I would even say that computer science is more connected to mathematics than it is to programming. Very little of everyday programming necessitates an understanding of computer science. Whereas pretty much any computer science research requires a deep knowledge of mathmatics.
In practice, you'll be so busy seeing the forest for the trees, tackling the business case at hand, you'll rarely be fussing over textbook definitions.
Often, when I see someone focusing too much on book smarts and interviewing in itself it's a sign they may need to put their reading and memorization into practice more. This is why I'm skeptical of job interviews - these things cater toward those who memorize them (likely fresh out of college), not devs on the field of battle shipping stuff for a few years.
Memorizing arbitrary stuff out of a text book when you have libraries already there and deadlines? Come on. In the rare event you need to write your own thing, you'll ask the manager for time to clear up airspace and study not from the textbook, but other's successful implementations, at a time when it actually matters.
Here's how I'd improve it: find implementations of linked lists, queues, stacks, graphs, and whatever in programming languages, their standard libraries, and community frameworks. Show people the utility, have them conceptualize it internally, rather than memorize it.
Here are some off the top of my head:
Something broad and standardized, templated containers of data structures, like C++'s stdlib and its vector, map, and so on.
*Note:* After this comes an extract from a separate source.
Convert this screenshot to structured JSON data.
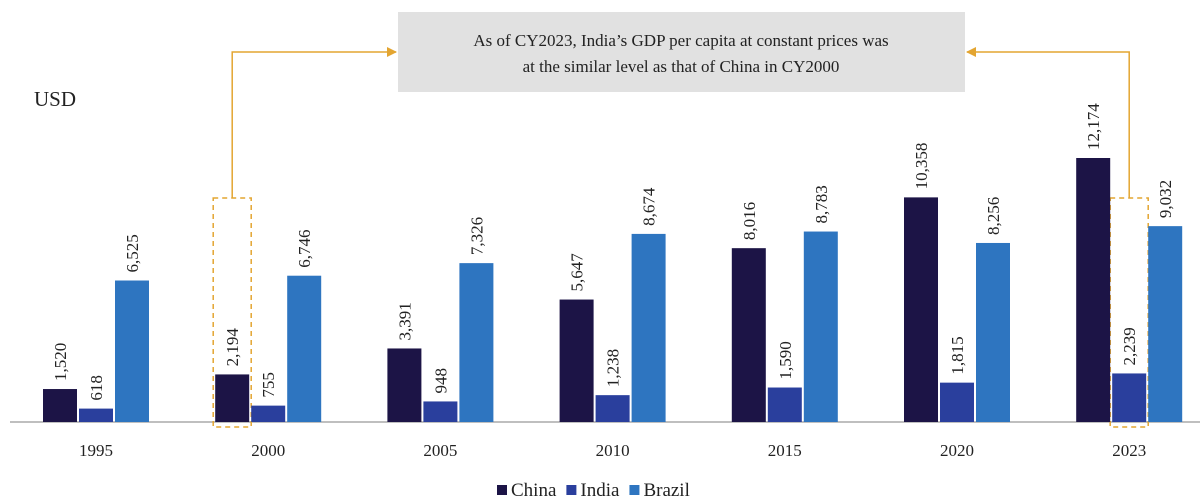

Last time I checked chromium's source tree, std:: was everywhere: https://cs.chromium.org/search/?q=std::+package:chromium&sq=...
Something low-level and cool, like Python's timsort: https://svn.python.org/projects/python/trunk/Objects/listsor.... (Java actually ended up borrowing that: https://github.com/openjdk-mirror/jdk7u-jdk/blob/master/src/...)
Something high-level, for instance, django-treebeard's approaches toward handling hierarchies in Django. In this package, adjacency lists (https://en.wikipedia.org/wiki/Adjacency_list) are carried over not just to relational databases, but an ORM system. (https://django-treebeard.readthedocs.io)
I would venture to say that you will likely never implement a 1-dimensional data structure. Those will exist in the standard library, or even in the syntax of the language itself.
What would be helpful practice is to implement more complicated data structures like trees, graphs, associative arrays, etc. for several different languages, and find out which methods are the clearest, the fastest, and the easiest to implement in each given language.
The other thing to focus on is everything used to go from source code in a file to a binary running on a user's system. There are interesting problems that practically no one teaches to "beginners", like foreign function interfaces, package management, signatures, etc. that are just as important to understand as tree traversal algorithms.